Dr. Chas. Gowan
On the surface, Ashland’s Mechumps Creek may seem idyllic. Stroll down to the creek,
which parallels Route 54, and it looks as if the water’s fine. But several years
ago, Randolph-Macon students discovered that something was threatening the health
of this Ashland landmark.
In 2003, Professors Chas. Gowan and Lauren Bell taught “A River Runs Through It,”
part of the college’s First-Year Experience (FYE) pilot program. The course was
devoted to developing a watershed management plan for Mechumps Creek, and students
shared their plan with the Town of Ashland, whose interest was piqued.
Fast forward to 2006, when Gowan, along with Professor Reber Dunkel, taught “Repairing
Nature,” part of that year’s FYE verdant crop of course offerings.
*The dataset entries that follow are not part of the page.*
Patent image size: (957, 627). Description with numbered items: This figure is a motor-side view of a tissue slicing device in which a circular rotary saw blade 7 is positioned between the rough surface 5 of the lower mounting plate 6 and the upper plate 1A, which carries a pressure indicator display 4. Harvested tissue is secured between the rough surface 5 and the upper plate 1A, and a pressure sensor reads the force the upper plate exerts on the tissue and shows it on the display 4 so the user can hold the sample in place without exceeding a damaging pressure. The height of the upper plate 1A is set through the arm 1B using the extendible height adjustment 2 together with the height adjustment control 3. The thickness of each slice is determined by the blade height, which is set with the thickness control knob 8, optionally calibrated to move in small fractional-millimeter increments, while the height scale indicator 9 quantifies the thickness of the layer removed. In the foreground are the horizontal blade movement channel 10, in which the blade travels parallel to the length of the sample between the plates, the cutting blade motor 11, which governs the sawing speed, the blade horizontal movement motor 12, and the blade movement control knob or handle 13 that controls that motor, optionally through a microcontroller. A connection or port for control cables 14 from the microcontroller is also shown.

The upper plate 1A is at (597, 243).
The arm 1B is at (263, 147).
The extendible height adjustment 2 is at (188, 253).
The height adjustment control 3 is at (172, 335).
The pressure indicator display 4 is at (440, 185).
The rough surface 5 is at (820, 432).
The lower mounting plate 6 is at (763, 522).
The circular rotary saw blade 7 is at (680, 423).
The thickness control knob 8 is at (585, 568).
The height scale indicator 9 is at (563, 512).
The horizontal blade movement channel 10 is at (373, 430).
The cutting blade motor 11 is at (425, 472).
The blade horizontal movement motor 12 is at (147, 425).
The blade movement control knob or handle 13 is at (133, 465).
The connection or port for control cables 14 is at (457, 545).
The course focused on identifying the effects of development on stream ecosystems
and the options for reversing damage. Students discovered that an overabundance
of water—as well as pollution—was eroding the soil on the banks of Mechumps. Under
natural conditions, water seeps slowly out of the watershed after rainfall, but
because of the town of Ashland’s changing infrastructure, rainwater was carried
too quickly from storm drains to the creek, causing soil erosion and threatening
A key element of “Repairing Nature” centered on understanding the community’s social
organization, evaluating changes in land use over time and assessing various stakeholders’
opinions about the stream. As a culminating class project, students presented their
plans for restoring the stream to the Town government and any interested stakeholders.
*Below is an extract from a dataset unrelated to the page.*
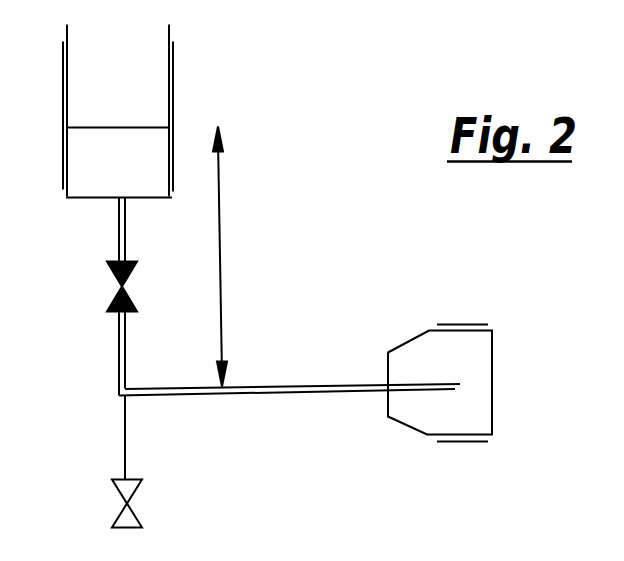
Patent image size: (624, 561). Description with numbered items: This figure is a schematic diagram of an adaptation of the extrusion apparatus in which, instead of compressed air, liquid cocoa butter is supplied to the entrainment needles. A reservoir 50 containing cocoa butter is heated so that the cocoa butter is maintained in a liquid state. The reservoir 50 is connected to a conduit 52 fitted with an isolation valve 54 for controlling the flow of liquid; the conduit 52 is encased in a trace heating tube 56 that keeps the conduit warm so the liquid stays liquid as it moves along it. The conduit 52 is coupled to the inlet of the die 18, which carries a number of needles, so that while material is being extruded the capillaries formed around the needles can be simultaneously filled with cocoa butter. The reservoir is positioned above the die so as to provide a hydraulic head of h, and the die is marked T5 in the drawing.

The students’ proposal was met with great enthusiasm: the Town, eager to solidify
its relationship with Randolph-Macon College, deemed the project feasible and offered
to finance part of it. The Williamsburg Environmental Group (WEG) was hired to provide
a preliminary design for the rehabilitation of the creek, and in January 2008 Dr.
Gowan received word that the Town had awarded R-MC $30,000 in grant money; these
funds will pay WEG for its work in the initial phase of the restoration endeavor.
Says Gowan, “It was really gratifying for both the faculty and students involved
to see that their hard work in developing a restoration plan was actually going
to pay off. So often, plans just sit on a shelf. But this was a case where the plan
was so well-received that it is actually going to be implemented. The creek and
its ecosystem will be restored.”
Funding is needed for the final design plans and the construction itself, and R-MC
students currently enrolled in Professor Bud Watson’s grant-writing course are responsible
for writing grant proposals for this vital financial support.
The ripples of the Mechumps restoration undertaking have spread to Randolph-Macon’s
campus. Because storm runoff also impacts the college, a Low Impact Development
project (LID) was implemented. The project involved refurbishing existing storm
drains on R-MC’s campus, surrounding the drains with porous soil and planting flora
that flourish in LID conditions. Randolph-Macon College now sports six such LID
drainage areas, financed through a grant that paid for the services of an engineer,
a contractor and a landscaper. In addition, WEG donated its services and provided
some of the supplies needed. R-MC students helped with the planting, and the Water
Conservation Service and the Town of Ashland helped facilitate the plan, cultivating
partnerships with the college that continue to grow. The project’s success is multi-faceted:
it solved some of R-MC’s drainage problems; there is less work for college staff
in terms of maintenance; and it serves as a teaching tool, encouraging student research.
The scope of Gowan’s networking efforts has come full circle. “The college is creating
partnerships with other agencies...and that has benefited students. We have at least
four students who are now full-time employees of WEG. They know we produce good
students…and so they hire them.”
Gowan’s zeal for improving the quality of Ashland’s environment is palpable as he
explains the positive aftershocks of the Mechumps and LID projects. “The great thing
is that what we’ve done so far has inspired the creation of new FYE courses and
continues to fuel enthusiasm for R-MC’s environmental studies courses. Not all of
our problems are solved, but we’ll keep working on it.”